Tem um intruso à mesa

Num café da manhã de um  domingo em que é possível saborear essa refeição e jogar conversa fora com os familiares, entre algumas mordidas e goles de café conversávamos festivos sobre os mais variados e interrompidos assuntos. Ora iniciava-se uma conversa que era interrompida por um “passa o pão”, “dá um pedaço de bolo…” parei para refletir sobre o  momento de estar à mesa.

É na mesa que muitos encontros se dão, que amizades e amores se iniciam, que as mãos se tocam e as pernas se roçam.  Mas para a maioria de nós a mesa é um lugar sagrado. Essa simbologia fortalece-se pela visão cristã que temos de Jesus e seus discípulos no momento da partilha do pão.

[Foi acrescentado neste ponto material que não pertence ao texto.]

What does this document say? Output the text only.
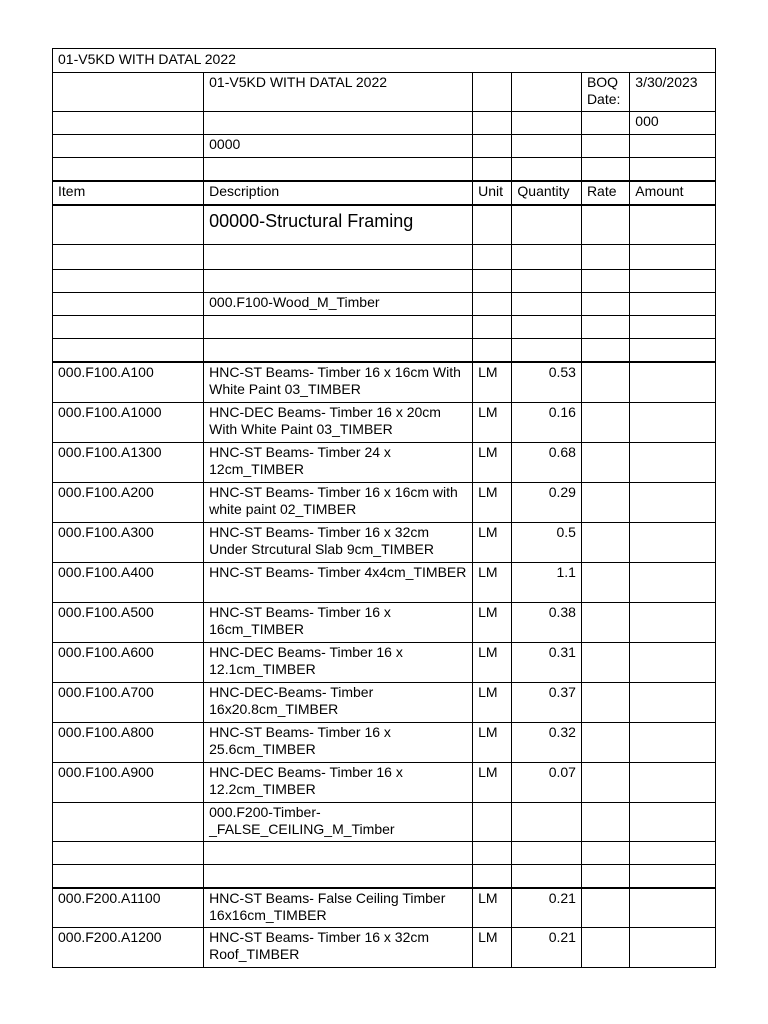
01-V5KD WITH DATAL 2022					
	01-V5KD WITH DATAL 2022			BOQ Date:	3/30/2023
					000
	0000				

Item	Description	Unit	Quantity	Rate	Amount
	00000-Structural Framing				

	000.F100-Wood_M_Timber				

000.F100.A100	HNC-ST Beams- Timber 16 x 16cm With White Paint 03_TIMBER	LM	0.53		
000.F100.A1000	HNC-DEC Beams- Timber 16 x 20cm With White Paint 03_TIMBER	LM	0.16		
000.F100.A1300	HNC-ST Beams- Timber 24 x 12cm_TIMBER	LM	0.68		
000.F100.A200	HNC-ST Beams- Timber 16 x 16cm with white paint 02_TIMBER	LM	0.29		
000.F100.A300	HNC-ST Beams- Timber 16 x 32cm Under Strcutural Slab 9cm_TIMBER	LM	0.5		
000.F100.A400	HNC-ST Beams- Timber 4x4cm_TIMBER	LM	1.1		
000.F100.A500	HNC-ST Beams- Timber 16 x 16cm_TIMBER	LM	0.38		
000.F100.A600	HNC-DEC Beams- Timber 16 x 12.1cm_TIMBER	LM	0.31		
000.F100.A700	HNC-DEC-Beams- Timber 16x20.8cm_TIMBER	LM	0.37		
000.F100.A800	HNC-ST Beams- Timber 16 x 25.6cm_TIMBER	LM	0.32		
000.F100.A900	HNC-DEC Beams- Timber 16 x 12.2cm_TIMBER	LM	0.07		
	000.F200-Timber-_FALSE_CEILING_M_Timber				

000.F200.A1100	HNC-ST Beams- False Ceiling Timber 16x16cm_TIMBER	LM	0.21		
000.F200.A1200	HNC-ST Beams- Timber 16 x 32cm Roof_TIMBER	LM	0.21		
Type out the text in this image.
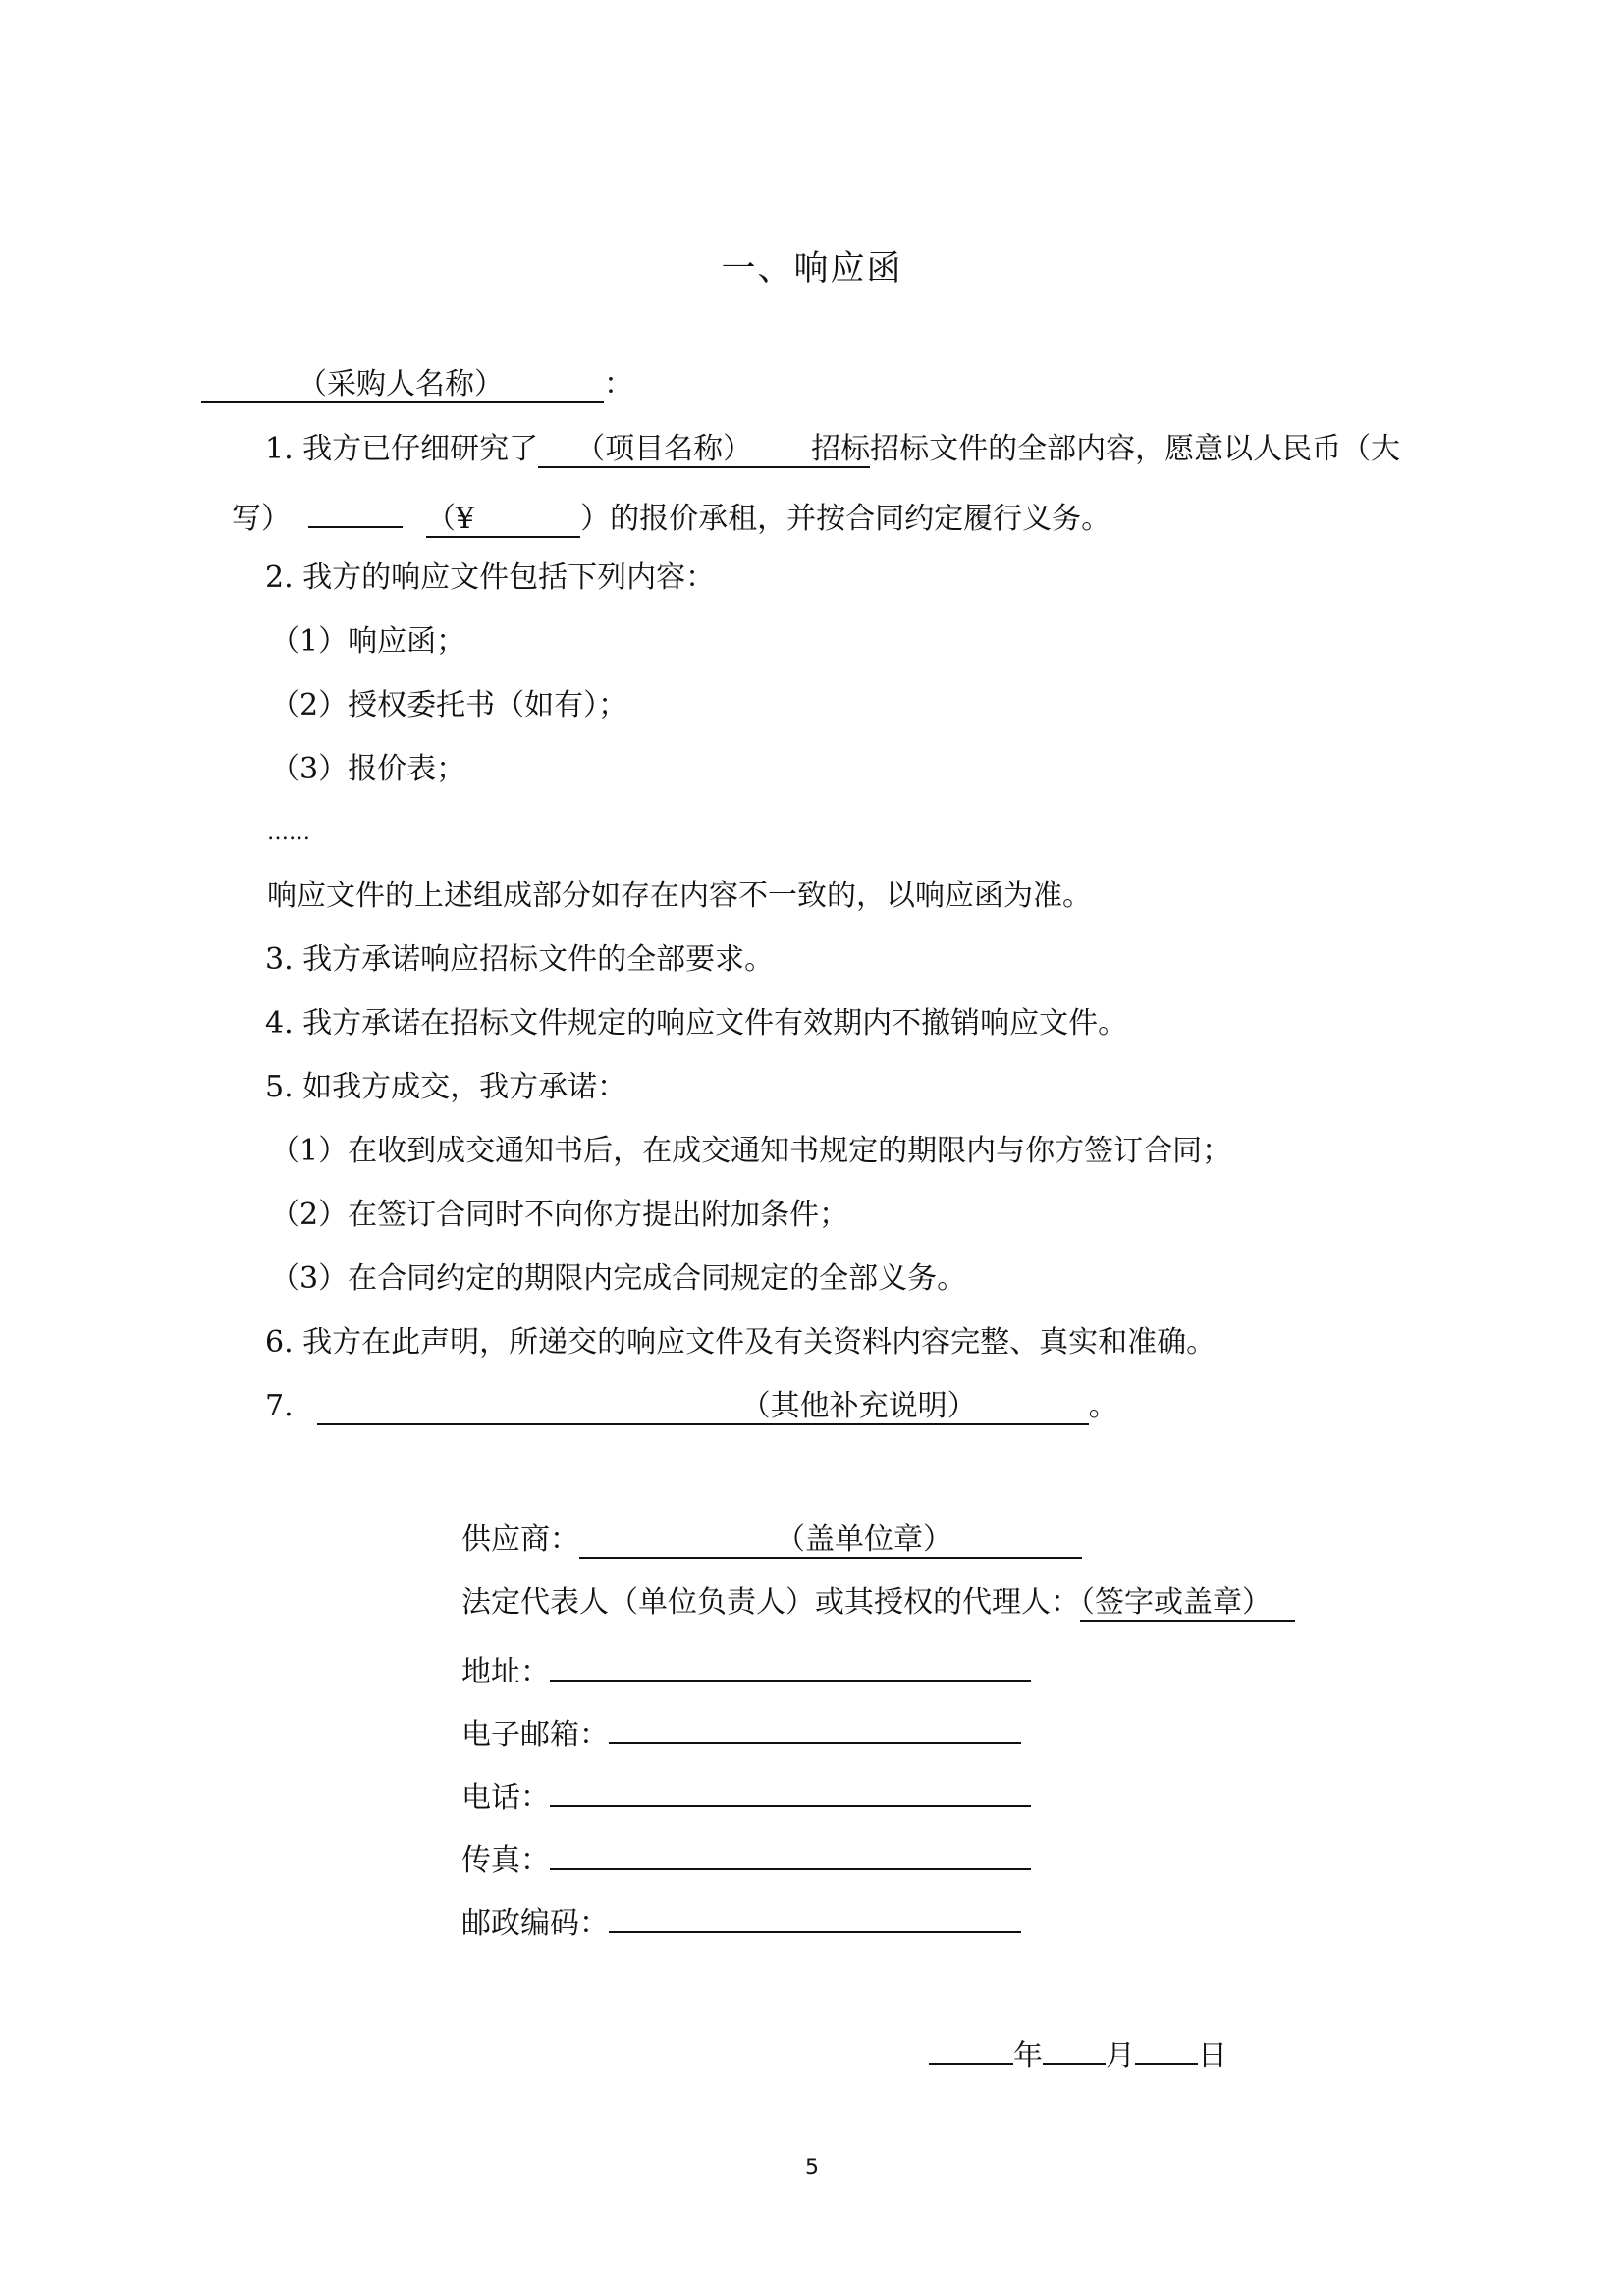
一、响应函
（采购人名称）	：
1. 我方已仔细研究了 （项目名称） 招标招标文件的全部内容，愿意以人民币（大
写）	（¥	）的报价承租，并按合同约定履行义务。
2. 我方的响应文件包括下列内容：
（1）响应函；
（2）授权委托书（如有）；
（3）报价表；
……
响应文件的上述组成部分如存在内容不一致的，以响应函为准。
3. 我方承诺响应招标文件的全部要求。
4. 我方承诺在招标文件规定的响应文件有效期内不撤销响应文件。
5. 如我方成交，我方承诺：
（1）在收到成交通知书后，在成交通知书规定的期限内与你方签订合同；
（2）在签订合同时不向你方提出附加条件；
（3）在合同约定的期限内完成合同规定的全部义务。
6. 我方在此声明，所递交的响应文件及有关资料内容完整、真实和准确。
7.	（其他补充说明）	。
供应商：	（盖单位章）
法定代表人（单位负责人）或其授权的代理人：（签字或盖章）
地址：
电子邮箱：
电话：
传真：
邮政编码：
年 月 日
5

As melhores e as mais sinceras conversas ocorrem ao redor da mesa, nos momentos de refeição. Não consigo precisar qual magia há nesses encontros famintos, porém é possível sentir o poder das palavras ditas neles. Parece que esses momentos estão protegidos do véu da mentira, aparentemente não há possibilidade de escondermos nada ao redor de uma mesa farta, ou vazia. Lágrimas, sorrisos, tudo parece ser depositado juntamente com o pão que partilhamos, ou  que não temos.

Algumas verdades que nos faltam coragem de dizer em outros momento são servidas à mesa como um saboroso prato regado de gargalhadas e brindado com  um bom vinho, que nos encoraja nesse movimento de digerir o dissabor de sabermos verdades a nosso respeito!

Não convidamos, ou não deveríamos convidar, para saborear refeições conosco, àqueles que não temos grau de intimidade. Certo que há algumas exceções, mas via de regra não é assim. Estar com aqueles que amamos ao redor de uma mesa nos possibilita sermos nós mesmos e até ter a liberdade de pegar um ossinho de galinha e roer as cartilagens sem pudor algum, mesmo sobre os olhares e o balanço das cabeças em sinal de desaprovação. Dane-se!

É ao redor da  nossa mesa que repetimos incansavelmente para as crianças as lições de como se comportar nas mesas alheias. Lições estas que repetidas em doses homeopáticas no café da manhã, almoço e jantar e, muitas vezes, até no lanche da tarde,  mas que parecem não entrar nessas mentes infantis e desafiadoras: “Não mastigue de boca aberta, é feio!”; “Não fale de boca cheia!”; “Não precisa gritar, tô aqui bem pertinho!”; “Você cuspiu no seu irmão!”; “Espere sua vez!”.

Entretanto, nos últimos tempos, não são somente os desafios do bom comportamento ao redor da mesa que perturbam e tentam roubar a sacralidade da  partilha do pão nosso de cada dia.  Há  uma disputa de atenção entre  um intruso que se coloca entre nós e aqueles que sentam-se à mesa conosco. Trouxemos para a mesa mais um membro da família, que disputa o espaço junto com os pratos e talheres e é capaz de roubar a atenção por completo, sem que ao menos percebamos que existem amores que nos rodeiam em cada refeição. Já  considero superada a fase dos olhos vidrados na tv, enquanto bocas absortas mastigavam sem sentir o gosto. O inimigo é menor e desligá-lo (como fazíamos com a televisão) causa crise de ansiedade e um colapso familiar, que não estamos dispostos a vivenciar.

Quando esse novo membro ganha o espaço nas mesas, as bocas, muitas vezes, mastigam raivosas alimentadas pelo ódio espalhado nas redes sociais. Não conseguimos manter o foco no prato de macarronada, nossos olhos sequer se olham, pois querem olhar a tela a todo instante em movimentos rápidos na busca das curtidas e dos comentários que alimentam o ego. Os fones impedem de ouvir o que é dito pelos interlocutores reais e as mão  ficam divididas, pois a cada garfada recebe-se uma notificação o que faz com que o conselho de mastigar bem os alimentos vá para o espaço.

Cafés da manhã festivo como aquele que tive recentemente são raros! Porque rara é a vida que se vive de verdade ao redor de uma mesa!